# Gold yield on RAM fingers



## Rreyes097 (Sep 11, 2021)

Good morning gold refining forum! Just wanted to enter some yield data. I recently processed 6.16 lb of goldfingers and other gold-plated items such as SIM cards and other small gold-plated stuff where the gold isn't attached to metal such as pins or jewelry. Ribbon cable ends and things like that. Well I managed to recover 11.6 grams of gold. I had my hopes low so as not to be let down when I got the f yield. But this exceeded my expectations. Can anyone tell me whether or not this is an average yield? They were all closely trimmed.


----------



## jimdoc (Sep 11, 2021)

Sounds about right.....or average.


----------



## Martijn (Sep 11, 2021)

Nice yield! 
We do love to see pictutes of shiny buttons to celebrate the succes of your achievements.


----------



## Rreyes097 (Sep 11, 2021)

I'll have a picture of the gold. After I process the rest of my materials. But thanks. The forum was instrumental in getting this gold.

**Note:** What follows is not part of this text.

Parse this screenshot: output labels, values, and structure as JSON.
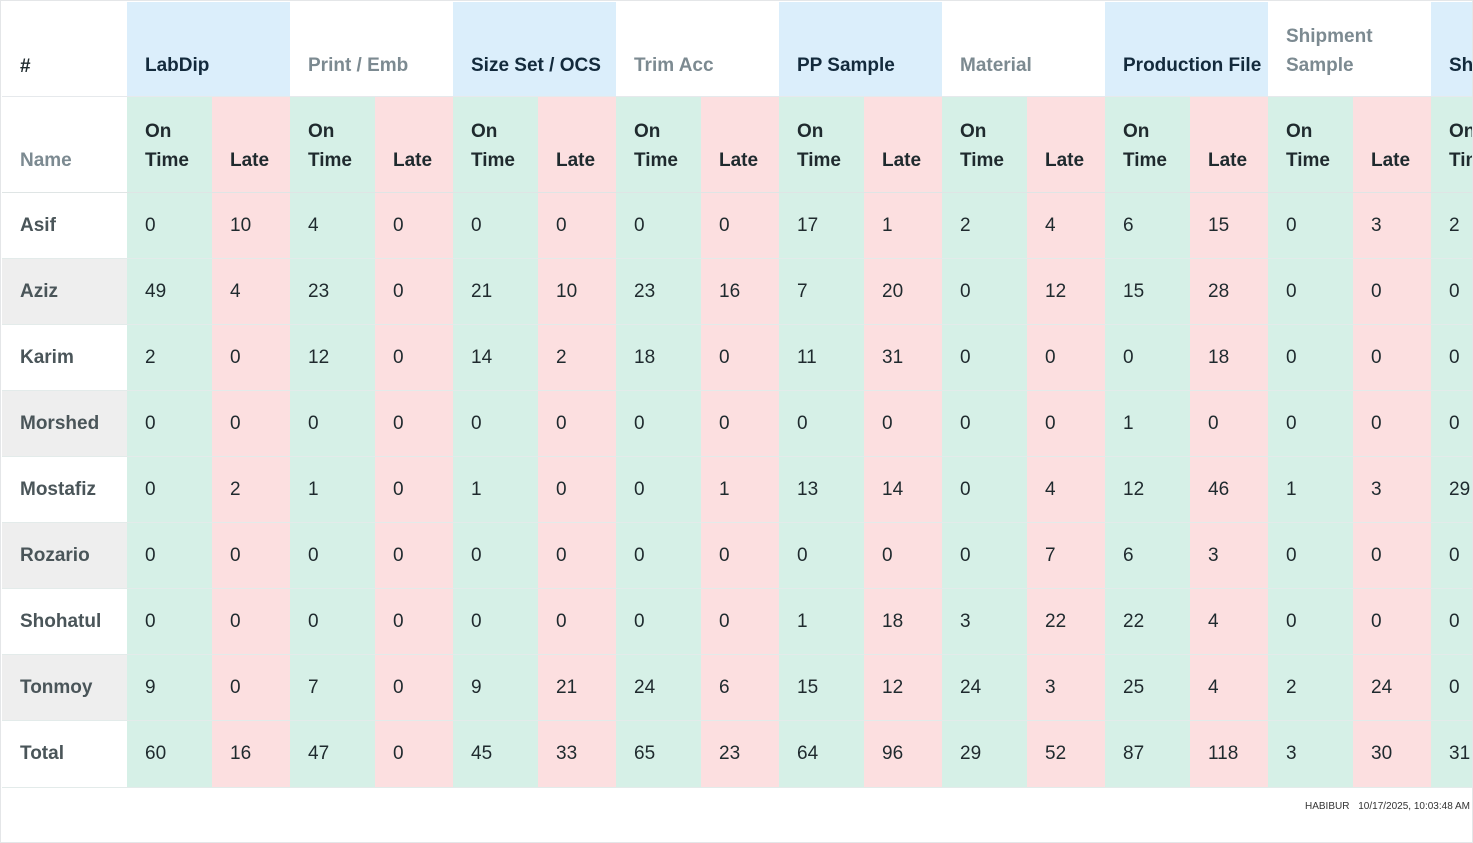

A big thanks to all the folks here.


----------



## ssmontecarlo (Nov 13, 2022)

Approximately 25 unshielded desktop ram cards equal 1 pound.
10 pounds of ram cards will yeild approximately 1 pound of trimmed ram card fingers.
My yeild from this has been 2 grams or a little over 2 grams of gold.


----------



## refam (Nov 13, 2022)

Or about a 0.004 recovered from the fingers or 0.0004 from whole sticks, either way about $100


----------